I posted this on the NPM section, but it was suggested I post here as well as someone might have an idea in SAM...
So I had an idea of how I can save time. I will explain the situation.
- Because of certain application within our estate, there are certain processes (java) that will sometimes use a whole lot of everything. Ram, CPU and drive space.
- I know that I could say 'if process = java >90% then do x action' this is fine (I know it's terrible logic, but bare with me here. I thought about this at 3am and am working on notes I wrote in the dark and the random thought process I am having.) I can report on a specific process, but what if it's not Java and it's for example the print spooler? I'd need another alert for this.
I want solarwinds to inform me that something is in a hung state (ergo over and hour) but then I need to determine if it's an actual issue and not a job being run during the night. I know for a fact that this seems that implementation is going to be difficult.
Once the alert has been triggered I want the server and process that's in a hung state (this is the easy bit) sent to the support mailbox and the customer. Here come's the hard bits:
With this information I would love to be able to include a screenshot of the process' that are running in the background (Maybe from a macro, or maybe solarwinds can take a report of the processes that are running at the time.) so that the customer can resolve this issus application side

Some like and then maybe a piece explaining why this email has been sent with the server name, ect. On top of this, I would love it to happen to both CPU and memory. I don't know if it seems like a better idea than saying 'this node is running at 99% of it's memory' and of a similar nature.
My final and what I conceive a much harder thing to implement. Usually, when a drive gets full, we would log on to the server, run tree size, look at the drive, try to make space or increase the drive.
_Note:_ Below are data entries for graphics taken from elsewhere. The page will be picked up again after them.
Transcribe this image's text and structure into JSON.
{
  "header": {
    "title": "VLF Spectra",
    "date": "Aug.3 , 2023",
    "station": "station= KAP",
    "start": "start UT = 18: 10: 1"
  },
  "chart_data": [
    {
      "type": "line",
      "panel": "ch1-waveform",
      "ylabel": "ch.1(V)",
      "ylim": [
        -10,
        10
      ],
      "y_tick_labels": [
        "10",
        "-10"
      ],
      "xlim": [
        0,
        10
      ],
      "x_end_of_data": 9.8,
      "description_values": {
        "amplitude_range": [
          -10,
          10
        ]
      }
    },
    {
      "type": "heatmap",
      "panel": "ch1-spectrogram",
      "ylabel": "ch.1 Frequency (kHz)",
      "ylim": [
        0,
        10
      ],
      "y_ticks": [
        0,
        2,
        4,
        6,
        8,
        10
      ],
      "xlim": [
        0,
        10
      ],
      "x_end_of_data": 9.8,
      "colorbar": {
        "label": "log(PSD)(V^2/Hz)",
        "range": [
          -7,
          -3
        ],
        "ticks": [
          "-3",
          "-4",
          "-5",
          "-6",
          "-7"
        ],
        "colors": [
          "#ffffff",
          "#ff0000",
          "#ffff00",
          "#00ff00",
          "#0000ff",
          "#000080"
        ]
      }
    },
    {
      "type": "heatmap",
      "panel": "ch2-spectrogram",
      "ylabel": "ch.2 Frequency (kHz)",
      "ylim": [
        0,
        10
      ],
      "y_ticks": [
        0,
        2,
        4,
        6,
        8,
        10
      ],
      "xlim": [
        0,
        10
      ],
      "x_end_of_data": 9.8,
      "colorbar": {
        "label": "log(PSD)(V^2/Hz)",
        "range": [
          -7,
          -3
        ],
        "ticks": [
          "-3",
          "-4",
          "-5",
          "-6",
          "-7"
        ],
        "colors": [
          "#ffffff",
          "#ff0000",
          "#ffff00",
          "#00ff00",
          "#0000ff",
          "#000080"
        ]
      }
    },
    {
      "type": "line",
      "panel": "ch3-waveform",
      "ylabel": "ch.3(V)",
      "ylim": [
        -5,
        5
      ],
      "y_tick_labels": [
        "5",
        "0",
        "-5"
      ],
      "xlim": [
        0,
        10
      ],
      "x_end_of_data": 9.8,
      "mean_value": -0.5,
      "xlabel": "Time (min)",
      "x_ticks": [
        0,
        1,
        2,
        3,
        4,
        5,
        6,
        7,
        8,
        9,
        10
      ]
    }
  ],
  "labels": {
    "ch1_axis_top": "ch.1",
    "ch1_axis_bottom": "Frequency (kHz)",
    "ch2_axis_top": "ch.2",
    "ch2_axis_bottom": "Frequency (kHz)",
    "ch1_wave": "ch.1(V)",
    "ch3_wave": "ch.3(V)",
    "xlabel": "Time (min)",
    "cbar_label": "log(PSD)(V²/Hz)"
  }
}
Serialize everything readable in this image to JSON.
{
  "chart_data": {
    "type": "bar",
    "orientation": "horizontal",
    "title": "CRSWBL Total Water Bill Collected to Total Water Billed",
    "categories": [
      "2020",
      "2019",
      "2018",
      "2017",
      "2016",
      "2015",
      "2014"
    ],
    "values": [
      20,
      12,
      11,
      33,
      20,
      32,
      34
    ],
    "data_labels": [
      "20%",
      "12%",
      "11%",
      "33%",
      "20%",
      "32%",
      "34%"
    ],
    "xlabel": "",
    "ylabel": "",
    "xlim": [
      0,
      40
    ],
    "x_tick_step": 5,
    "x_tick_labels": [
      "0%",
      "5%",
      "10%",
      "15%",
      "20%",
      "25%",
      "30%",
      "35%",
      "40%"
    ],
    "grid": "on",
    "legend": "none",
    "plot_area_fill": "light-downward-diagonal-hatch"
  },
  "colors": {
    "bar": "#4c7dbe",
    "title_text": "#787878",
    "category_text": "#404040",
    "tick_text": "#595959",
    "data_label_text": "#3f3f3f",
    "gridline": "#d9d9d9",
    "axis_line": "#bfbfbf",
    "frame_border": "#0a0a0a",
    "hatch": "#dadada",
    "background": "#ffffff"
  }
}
What I want to do is, have it where by treesize opens up, takes a screen dump/report of the drive and then it get's sent to the support desk and any relative parties. I know I could and would NEVER trust a system to remove files/drives themselves. But if there's a way that I can reduce the amount of time I need to log on to a sever and then investigate as little as possible, then it seems like a win win situation.
Implementation.
I made an alert that states if a process get's over 95% for 45 minutes then report the alert. I would consider this a hung state. The only thing I need to determine is if (A) the process is being run by a user generated action, or, if is because it's in a hung state.
If I truly think about this, I might be asking too much. But the idea, if implemented correctly would save me so much time when I am emergency contact.